40. you don't love me... (29&31yo)

423 50 4
                                    

– Yoongi! Yoongi, patrz na to – powiedział podekscytowany Jungkook, zjawiając się w małym salonie babci Mina, w rękach trzymając duży kolorowy obraz. Był tak dziwny, że nawet Yoongi, który naprawdę mocno kochał sztukę, nie potrafił znaleźć w nim nawet najmniejszego szczegółu, który by go w jakiś sposób zauroczył. – Twoja babcia pozwoliła mi go zatrzymać. Musimy go mieć, to jest genialne! – oznajmił z szerokim uśmiechem.

– Nie, dzięki. Mamy już w mieszkaniu wystarczająco dużo rzeczy na ścianach – przewrócił oczami.

– No weeeź – przeciągnął. – Przecież to jest wspaniałe, takie abstrakcyjne. To jest sztuka – westchnął.

– Nie ma opcji, Jungkook. To nie pasuje do mojej wizji naszego mieszkania.

– A co z moją wizją? – młodszy wydął wargę.

Yoongi westchnął i skrzyżował na piersi ramiona, po czym oparł się o kanapę.

– Ustalaliśmy to, gdy je remontowaliśmy. Zgodziłeś się, żeby było przejrzyście, bez kiczu.

– Nie zgodziłem się. Ty to powiedziałeś, a ja nie miałem nic do gadania – fuknął.

– Oh przestań, teraz wymyślasz.

– Nie sądzę. Nieważne, zabieram ten obraz – Jeon wzruszył ramionami i odłożył go obok swoich butów.

Starszy mężczyzna po raz kolejny ciężko westchnął, po czym od razu poszedł do swojej babci z prośbą, żeby nie dawała Jungkookowi już nic więcej, bo on przyjmie dosłownie wszystko, a Yoongi nie chce mieć graciarni w mieszkaniu.

🌺

– O-oh wow, ciekawy obraz – powiedział Taehyng wchodząc do salonu chłopaków. Jungkook uśmiechnął się dumnie i spojrzał na Yoongiego.

– Jest piękny, prawda? – zapytał Jeon, na co Kim jedynie przytaknął, samemu nie wiedząc, co może jeszcze o nim powiedzieć. 

Szczerze, ani trochę mu się nie podobał.

– Jungkook, on jest obrzydliwy. Schowaj go, straszy nam gości.

– Odpuść. To, że tobie się nie podoba, nie znaczy, że każdy myśli jak ty. Prawda, Tae?

Mężczyzna zakaszlał parę razy w zakłopotaniu i na szybko próbował wymyślić jak na szybko wymigać się od odpowiedzi.

– Cóż...

– Boże, Jungkook. Przejrzyj na oczy, Taehyung go nienawidzi – jęknął Yoongi.

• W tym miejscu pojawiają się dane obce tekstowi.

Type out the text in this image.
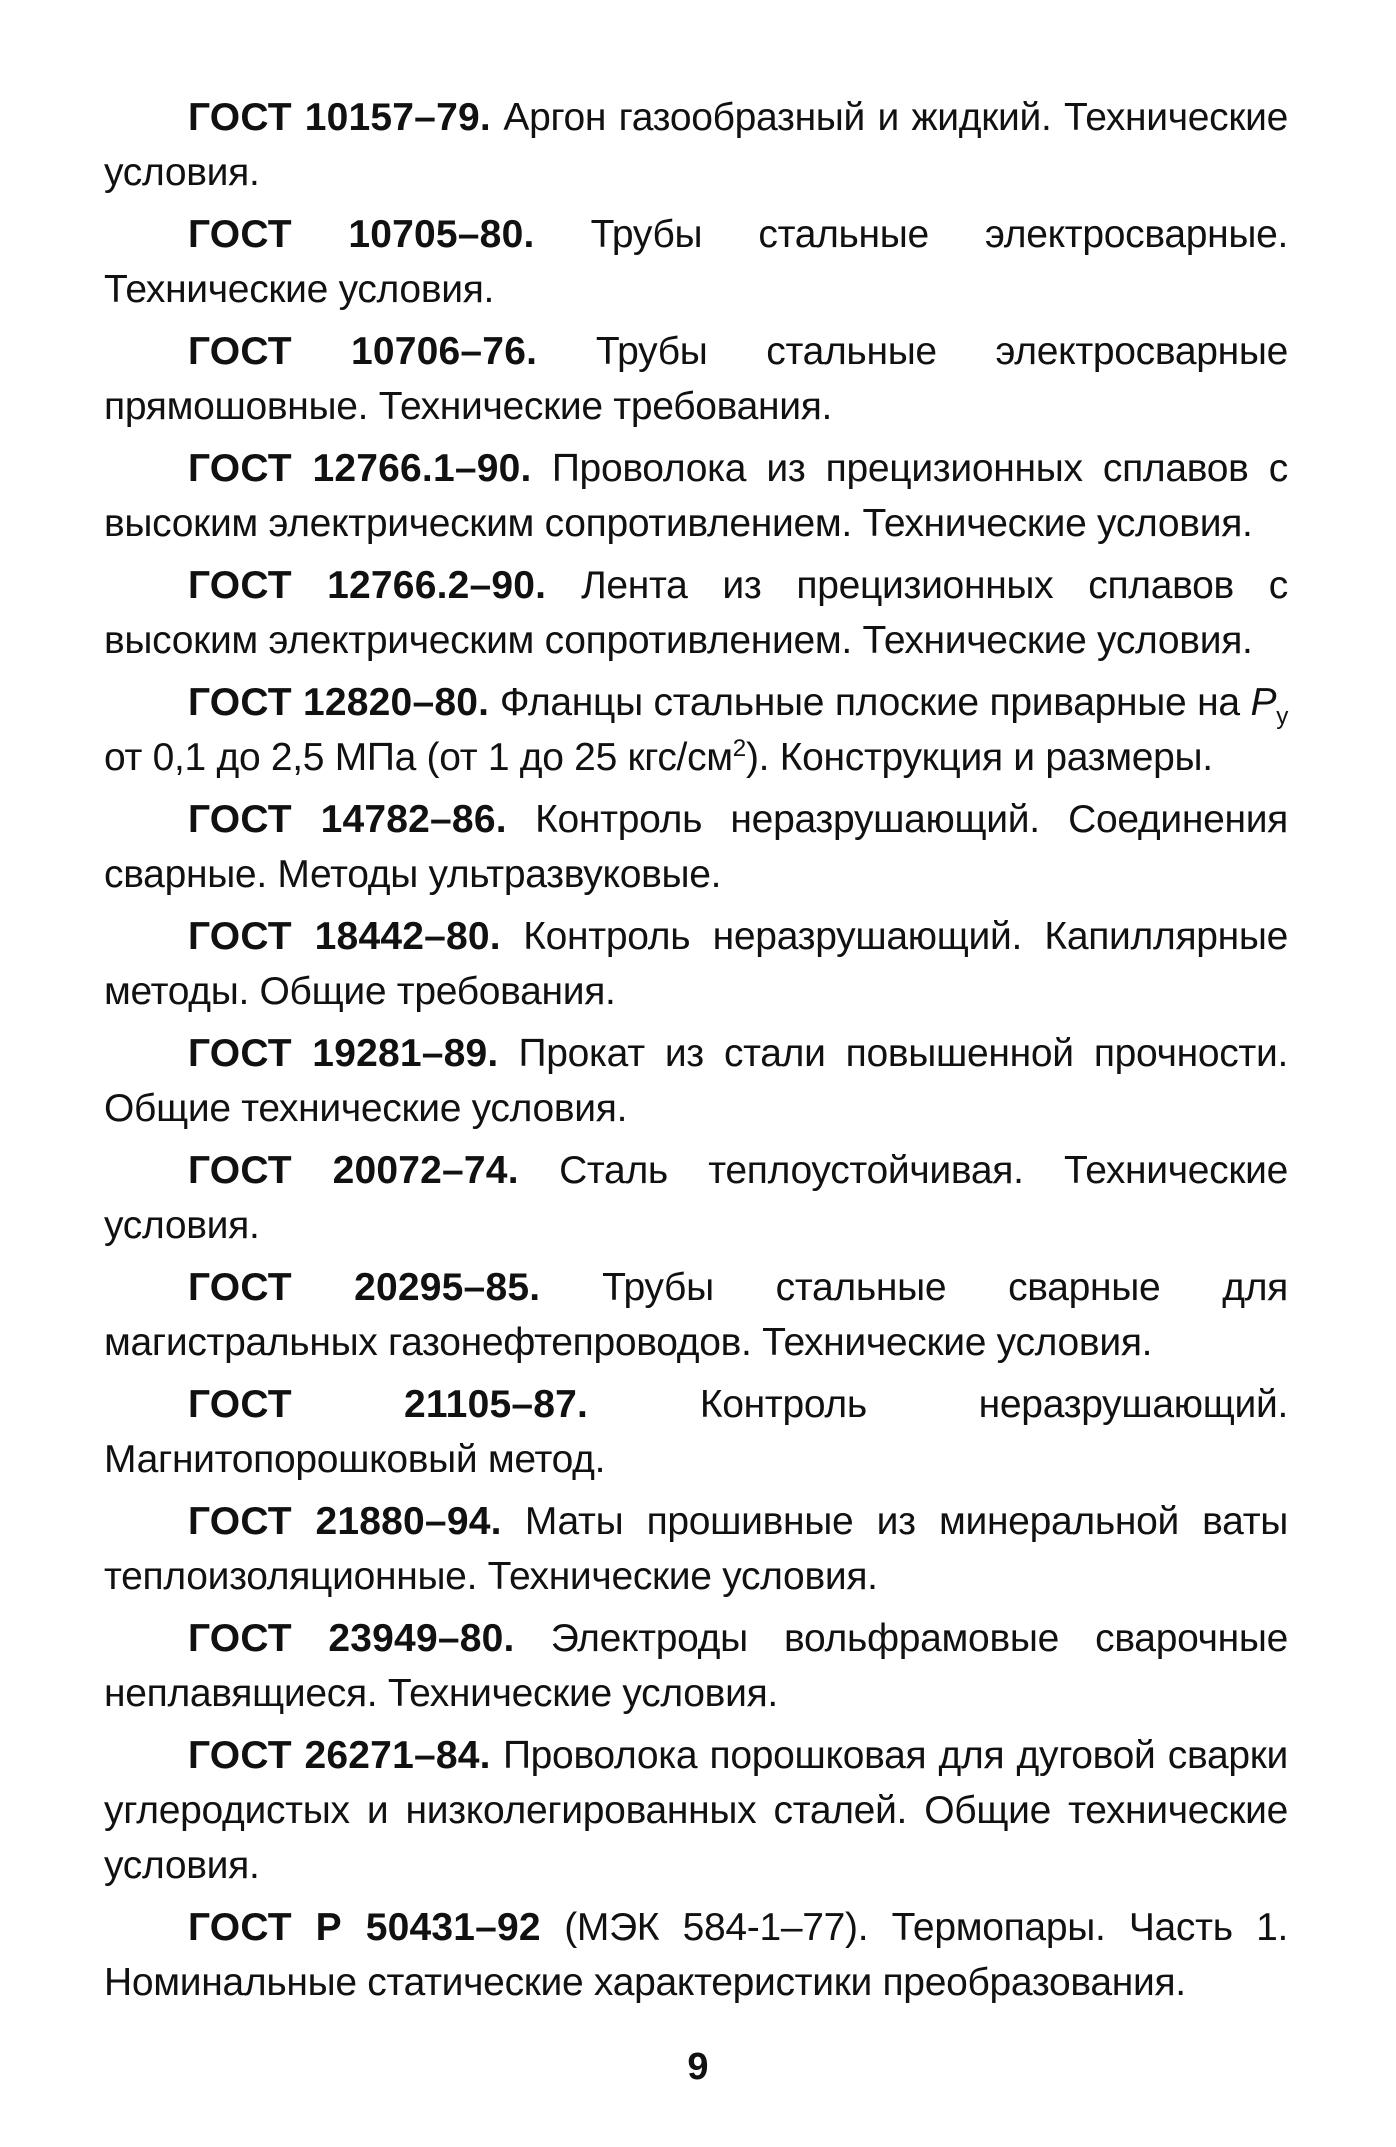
ГОСТ 10157–79. Аргон газообразный и жидкий. Технические условия.

ГОСТ 10705–80. Трубы стальные электросварные. Технические условия.

ГОСТ 10706–76. Трубы стальные электросварные прямошовные. Технические требования.

ГОСТ 12766.1–90. Проволока из прецизионных сплавов с высоким электрическим сопротивлением. Технические условия.

ГОСТ 12766.2–90. Лента из прецизионных сплавов с высоким электрическим сопротивлением. Технические условия.

ГОСТ 12820–80. Фланцы стальные плоские приварные на $P_у$ от 0,1 до 2,5 МПа (от 1 до 25 кгс/$см^2$). Конструкция и размеры.

ГОСТ 14782–86. Контроль неразрушающий. Соединения сварные. Методы ультразвуковые.

ГОСТ 18442–80. Контроль неразрушающий. Капиллярные методы. Общие требования.

ГОСТ 19281–89. Прокат из стали повышенной прочности. Общие технические условия.

ГОСТ 20072–74. Сталь теплоустойчивая. Технические условия.

ГОСТ 20295–85. Трубы стальные сварные для магистральных газонефтепроводов. Технические условия.

ГОСТ 21105–87. Контроль неразрушающий. Магнитопорошковый метод.

ГОСТ 21880–94. Маты прошивные из минеральной ваты теплоизоляционные. Технические условия.

ГОСТ 23949–80. Электроды вольфрамовые сварочные неплавящиеся. Технические условия.

ГОСТ 26271–84. Проволока порошковая для дуговой сварки углеродистых и низколегированных сталей. Общие технические условия.

ГОСТ Р 50431–92 (МЭК 584-1–77). Термопары. Часть 1. Номинальные статические характеристики преобразования.

9
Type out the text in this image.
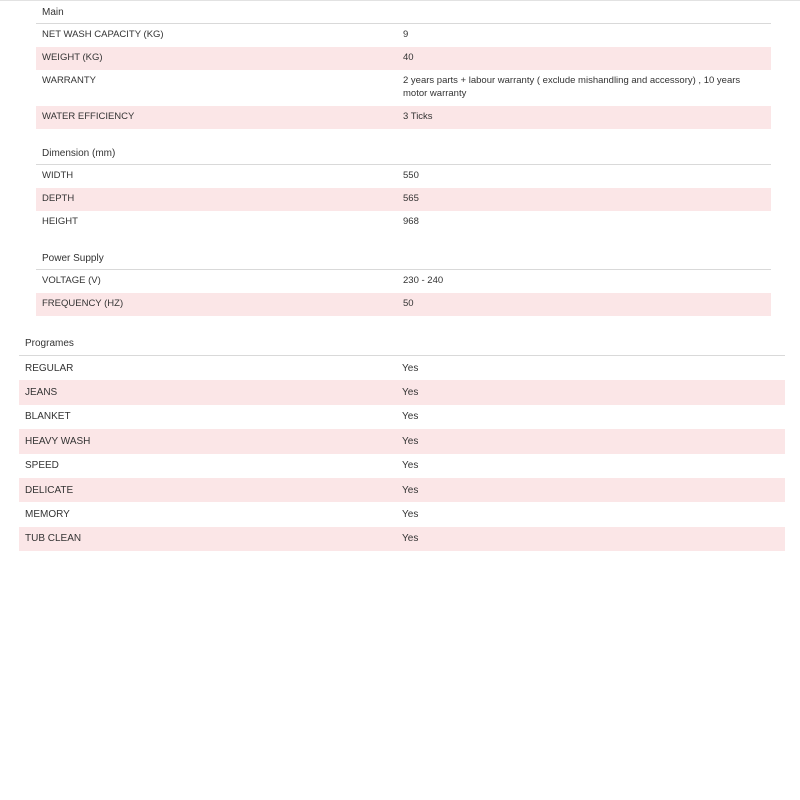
Main
NET WASH CAPACITY (KG)	9
WEIGHT (KG)	40
WARRANTY	2 years parts + labour warranty ( exclude mishandling and accessory) , 10 years motor warranty
WATER EFFICIENCY	3 Ticks
Dimension (mm)
WIDTH	550
DEPTH	565
HEIGHT	968
Power Supply
VOLTAGE (V)	230 - 240
FREQUENCY (HZ)	50
Programes
REGULAR	Yes
JEANS	Yes
BLANKET	Yes
HEAVY WASH	Yes
SPEED	Yes
DELICATE	Yes
MEMORY	Yes
TUB CLEAN	Yes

Młodszy prychnął pod nosem i opuścił salon, będąc w cholerę wkurzony na swojego chłopaka.

– Jak mam mu przetłumaczyć, żeby to schować? Jest okropny, w dodatku w żadnym, kurwa, stopniu tu nie pasuje – jęknął Yoongi, przechodząc do kuchni.

– Sam nie wiem, jemu się podoba, więc nie widzi w tym pr-kurwa, wylałem sok. Rzuć szybko jakiś ręcznik, szybko, szybko – zapiszczał Taehyung w panice, że zostanie plama.

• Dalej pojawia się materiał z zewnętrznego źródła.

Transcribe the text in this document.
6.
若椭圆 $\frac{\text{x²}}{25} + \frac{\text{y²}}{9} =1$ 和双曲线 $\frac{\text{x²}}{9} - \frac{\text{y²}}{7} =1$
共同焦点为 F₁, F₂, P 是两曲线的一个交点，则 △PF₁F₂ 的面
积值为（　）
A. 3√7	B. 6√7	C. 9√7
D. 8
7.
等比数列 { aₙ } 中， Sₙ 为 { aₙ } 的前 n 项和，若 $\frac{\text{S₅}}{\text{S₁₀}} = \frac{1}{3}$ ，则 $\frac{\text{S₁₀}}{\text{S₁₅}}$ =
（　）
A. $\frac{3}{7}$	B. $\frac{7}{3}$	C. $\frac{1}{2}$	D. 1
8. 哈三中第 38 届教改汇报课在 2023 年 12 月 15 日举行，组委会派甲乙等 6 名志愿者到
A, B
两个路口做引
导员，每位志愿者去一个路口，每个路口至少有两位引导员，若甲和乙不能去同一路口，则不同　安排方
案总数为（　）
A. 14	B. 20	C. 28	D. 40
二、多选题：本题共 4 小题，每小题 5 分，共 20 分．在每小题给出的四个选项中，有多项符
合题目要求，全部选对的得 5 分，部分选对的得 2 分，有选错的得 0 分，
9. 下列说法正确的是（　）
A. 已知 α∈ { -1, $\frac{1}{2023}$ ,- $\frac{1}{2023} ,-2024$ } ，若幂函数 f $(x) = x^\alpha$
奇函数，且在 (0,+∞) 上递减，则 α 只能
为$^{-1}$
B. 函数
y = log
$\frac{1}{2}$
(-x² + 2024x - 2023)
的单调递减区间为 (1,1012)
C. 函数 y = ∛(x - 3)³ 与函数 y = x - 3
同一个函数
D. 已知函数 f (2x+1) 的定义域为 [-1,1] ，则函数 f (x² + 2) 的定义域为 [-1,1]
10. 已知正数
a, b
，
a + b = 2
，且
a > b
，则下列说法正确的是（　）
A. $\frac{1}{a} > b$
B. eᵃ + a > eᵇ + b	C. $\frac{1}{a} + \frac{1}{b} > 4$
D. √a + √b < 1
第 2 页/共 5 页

Yoongi również się zestresował i szybko chwycił za jakąś ścierkę, chcąc rzucić ją do przyjaciela. Cóż, nie miał najlepszego cela, ponieważ ścierka poleciała zbyt w bok i niefortunnie uderzyła prosto w obraz, który był za ciężki na gwóźdź na którym wisiał, przez co po prostu spadł, tłucząc się.

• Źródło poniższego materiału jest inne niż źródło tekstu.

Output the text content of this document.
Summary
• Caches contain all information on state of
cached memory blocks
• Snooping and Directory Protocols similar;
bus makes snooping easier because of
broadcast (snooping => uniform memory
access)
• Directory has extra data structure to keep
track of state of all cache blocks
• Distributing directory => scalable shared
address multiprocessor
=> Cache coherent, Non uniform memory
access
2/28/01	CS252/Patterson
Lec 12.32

– O nie, o nie. Kurwa, Jungkook mnie zajebie – zdążył powiedzieć, a wtedy młodszy wrócił do salonu.

– Słyszałem huk, co to było? – zapytał.

– Nic, nic takiego.

– C-NIEEE – jęknął, zauważając potłuczone szkło. – NIE ZROBIŁEŚ TEGO. KURWA.

– Kochanie zrobiłem to przypadkowo, przysięgam, naprawdę. Nie chciałem go niszczyć – Yoongi zmarszczył brwi.

– Nie kłam, zrobiłeś to specjalnie. Nienawidziłeś go.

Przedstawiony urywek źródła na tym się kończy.